Algumas das infrações que geram multa ao agricultor: utilizar agrotóxico em desacordo com a receita agronômica pode prejudicar a lavoura vizinha por deriva; não fornecer o Equipamento de Proteção Individual (EPI) ao funcionário; armazenamento inadequado dos agrotóxicos e de embalagens vazias; aplicar agrotóxico com equipamento distinto daquele indicado na receita ou aplicar em cultura diferente da indicada no documento; não apresentar as receitas agronômicas referentes aos agrotóxicos adquiridos; utilizar agrotóxicos não registrados, não cadastrados ou com restrição de uso; ausência de notas fiscais de aquisição dos agrotóxicos, “A fiscalização dá um prazo de adequação ao produtor, salvo casos mais graves ou de reincidência onde então é utilizada como ferramenta a autuação.

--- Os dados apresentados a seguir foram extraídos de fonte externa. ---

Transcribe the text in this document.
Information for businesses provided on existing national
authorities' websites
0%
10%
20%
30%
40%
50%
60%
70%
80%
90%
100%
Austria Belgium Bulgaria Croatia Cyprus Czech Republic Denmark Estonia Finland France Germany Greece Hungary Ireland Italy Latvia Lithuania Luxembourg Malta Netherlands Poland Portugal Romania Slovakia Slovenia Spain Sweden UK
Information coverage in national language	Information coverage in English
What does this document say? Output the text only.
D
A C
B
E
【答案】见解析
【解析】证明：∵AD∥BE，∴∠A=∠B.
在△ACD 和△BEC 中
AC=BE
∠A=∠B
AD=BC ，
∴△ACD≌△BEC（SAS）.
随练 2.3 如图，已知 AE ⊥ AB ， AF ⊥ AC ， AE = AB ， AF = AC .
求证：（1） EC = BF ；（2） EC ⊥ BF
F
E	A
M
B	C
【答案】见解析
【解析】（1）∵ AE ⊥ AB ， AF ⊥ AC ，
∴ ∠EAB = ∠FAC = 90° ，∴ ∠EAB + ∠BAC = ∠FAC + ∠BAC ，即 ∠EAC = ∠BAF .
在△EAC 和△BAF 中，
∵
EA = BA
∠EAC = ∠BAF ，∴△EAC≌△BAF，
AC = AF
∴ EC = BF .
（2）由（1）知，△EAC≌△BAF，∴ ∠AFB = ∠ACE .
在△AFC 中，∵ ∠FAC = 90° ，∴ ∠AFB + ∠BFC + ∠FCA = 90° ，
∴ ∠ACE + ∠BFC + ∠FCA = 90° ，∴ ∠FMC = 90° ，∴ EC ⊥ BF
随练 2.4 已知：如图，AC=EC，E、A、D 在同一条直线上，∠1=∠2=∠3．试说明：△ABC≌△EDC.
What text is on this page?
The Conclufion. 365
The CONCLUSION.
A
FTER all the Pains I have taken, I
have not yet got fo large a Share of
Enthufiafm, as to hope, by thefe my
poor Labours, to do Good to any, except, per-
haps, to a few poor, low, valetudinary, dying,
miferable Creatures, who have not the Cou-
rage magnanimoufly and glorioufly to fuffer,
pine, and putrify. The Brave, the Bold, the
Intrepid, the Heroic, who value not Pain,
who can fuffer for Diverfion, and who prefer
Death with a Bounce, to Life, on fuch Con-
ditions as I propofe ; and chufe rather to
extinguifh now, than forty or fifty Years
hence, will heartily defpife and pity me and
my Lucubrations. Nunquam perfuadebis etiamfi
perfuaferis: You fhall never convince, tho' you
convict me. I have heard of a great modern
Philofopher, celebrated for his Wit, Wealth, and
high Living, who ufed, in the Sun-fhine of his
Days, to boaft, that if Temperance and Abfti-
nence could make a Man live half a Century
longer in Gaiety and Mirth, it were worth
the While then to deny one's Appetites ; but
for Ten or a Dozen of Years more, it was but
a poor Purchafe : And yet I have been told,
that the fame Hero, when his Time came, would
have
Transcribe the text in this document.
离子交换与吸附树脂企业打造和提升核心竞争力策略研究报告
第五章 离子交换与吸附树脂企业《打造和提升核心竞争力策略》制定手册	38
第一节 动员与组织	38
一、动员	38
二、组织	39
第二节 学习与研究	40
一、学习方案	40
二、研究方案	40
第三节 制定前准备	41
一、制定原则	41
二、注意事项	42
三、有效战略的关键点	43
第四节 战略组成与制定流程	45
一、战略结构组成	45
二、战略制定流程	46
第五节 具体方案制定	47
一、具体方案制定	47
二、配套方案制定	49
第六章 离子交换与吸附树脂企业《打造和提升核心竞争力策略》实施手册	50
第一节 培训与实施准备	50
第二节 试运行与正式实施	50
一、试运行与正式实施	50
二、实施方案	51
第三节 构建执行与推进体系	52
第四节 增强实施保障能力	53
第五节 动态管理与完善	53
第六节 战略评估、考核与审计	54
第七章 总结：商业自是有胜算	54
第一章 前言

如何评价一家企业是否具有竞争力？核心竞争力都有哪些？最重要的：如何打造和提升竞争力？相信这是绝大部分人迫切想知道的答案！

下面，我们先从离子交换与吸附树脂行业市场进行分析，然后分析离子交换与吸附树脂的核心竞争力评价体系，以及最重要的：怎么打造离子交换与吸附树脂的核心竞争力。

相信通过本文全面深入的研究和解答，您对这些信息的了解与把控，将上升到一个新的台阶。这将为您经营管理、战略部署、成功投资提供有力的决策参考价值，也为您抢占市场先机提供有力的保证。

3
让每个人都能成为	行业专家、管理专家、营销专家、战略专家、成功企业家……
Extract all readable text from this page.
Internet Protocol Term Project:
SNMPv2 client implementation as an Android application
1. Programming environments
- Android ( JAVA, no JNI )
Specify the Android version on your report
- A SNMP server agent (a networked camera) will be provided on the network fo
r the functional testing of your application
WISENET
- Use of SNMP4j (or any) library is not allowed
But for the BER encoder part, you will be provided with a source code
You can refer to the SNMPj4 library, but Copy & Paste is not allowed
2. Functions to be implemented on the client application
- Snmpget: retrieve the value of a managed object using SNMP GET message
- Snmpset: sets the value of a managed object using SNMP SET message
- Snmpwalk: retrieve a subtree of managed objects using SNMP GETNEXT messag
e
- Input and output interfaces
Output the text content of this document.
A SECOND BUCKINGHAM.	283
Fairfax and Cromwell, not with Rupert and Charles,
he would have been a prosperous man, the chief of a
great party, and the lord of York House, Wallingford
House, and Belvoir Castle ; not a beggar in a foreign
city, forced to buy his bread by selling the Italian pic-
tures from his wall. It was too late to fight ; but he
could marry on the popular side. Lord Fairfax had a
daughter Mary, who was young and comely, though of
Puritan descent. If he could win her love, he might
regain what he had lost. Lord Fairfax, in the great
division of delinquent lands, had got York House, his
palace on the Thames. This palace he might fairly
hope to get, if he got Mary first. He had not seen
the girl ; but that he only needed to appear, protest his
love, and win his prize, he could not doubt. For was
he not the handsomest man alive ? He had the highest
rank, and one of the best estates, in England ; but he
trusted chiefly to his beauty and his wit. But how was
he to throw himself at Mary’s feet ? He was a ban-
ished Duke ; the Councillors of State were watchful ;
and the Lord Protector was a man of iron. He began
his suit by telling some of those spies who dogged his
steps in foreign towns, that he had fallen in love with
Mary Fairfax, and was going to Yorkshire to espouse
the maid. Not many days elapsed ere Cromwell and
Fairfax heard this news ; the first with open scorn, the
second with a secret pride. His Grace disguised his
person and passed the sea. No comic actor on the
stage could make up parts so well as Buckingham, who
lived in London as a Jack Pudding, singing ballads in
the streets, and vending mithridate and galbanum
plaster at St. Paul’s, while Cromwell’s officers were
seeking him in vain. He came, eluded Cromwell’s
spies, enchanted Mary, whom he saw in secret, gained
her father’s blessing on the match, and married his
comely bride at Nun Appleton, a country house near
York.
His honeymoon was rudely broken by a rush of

O que é mais comum é o desvio de uso do produto, quando o agrotóxico indicado para determinada cultura é utilizado em outra. As multas podem chegar a até R$ 18 mil (em caso de reincidência ela duplica) e dependendo do caso, se houver, por exemplo, contaminação ambiental, são acionados órgãos como a Fundação Estadual de Proteção Ambiental Henrique Luiz Roessler (Fepam) e o Instituto Brasileiro do Meio Ambiente e dos Recursos Naturais Renováveis (Ibama)”, complementa o engenheiro.

Recomendações
– Se necessária, a compra dos agrotóxicos pode ser feita no local de preferência do agricultor, não existe nenhuma obrigação de adquirir o produto no estabelecimento que prescreveu a receita.
– O produtor deve guardar todas as notas fiscais de insumos e receituários agronômicos por pelo menos dois anos.
– Após o uso, a destinação correta das embalagens de agrotóxicos também está prevista em lei. O agricultor deve realizar a tríplice lavagem de cada embalagem e, após, devolver tudo no local da compra. É uma obrigação da revenda aceitar as embalagens usadas.
– Produtos de marcas desconhecidas, baratos ou com preços muito abaixo do mercado são motivo de desconfiança. “Nessas condições, com certeza são produtos falsificados ou contrabandeados. Se esses insumos forem encontrados pela fiscalização na propriedade, se desencadeia todo um trâmite criminal. Os produtores devem ter muito cuidado com a compra de insumos”, destaca o engenheiro agrônomo Rafael Friedrich de Lima.

As vantagens
A comercialização de produtos fitossanitários vinculada a uma receita agronômica é uma exigência legal e prática recomendada em muitos países há algum tempo. Como, por exemplo, a Califórnia, nos Estados Unidos – em 1978 já existiam mais de 2 mil agrônomos credenciados a autorizarem a venda de produtos fitossanitários. No Brasil, a medida tornou-se obrigatória desde julho de 1989, data da publicação da Lei Federal 7.802. O engenheiro agrônomo Luiz Pedro Trevisan destaca duas principais vantagens em buscar o receituário agronômico – a primeira é estar dentro da lei e a segunda é a segurança que a presença do profissional traz para a propriedade. “A receita é uma exigência legal, além de que o profissional habilitado estará receitando um produto que vai ajudar a plantação, assim como assumir a responsabilidade por aquilo que está recomendando. Mas, principalmente, a receita agronômica traz qualidade para qualquer cultura. O produtor vai ter um produto saudável e registrado, o que facilita inclusive no momento da venda no mercado”, enfatiza Trevisan.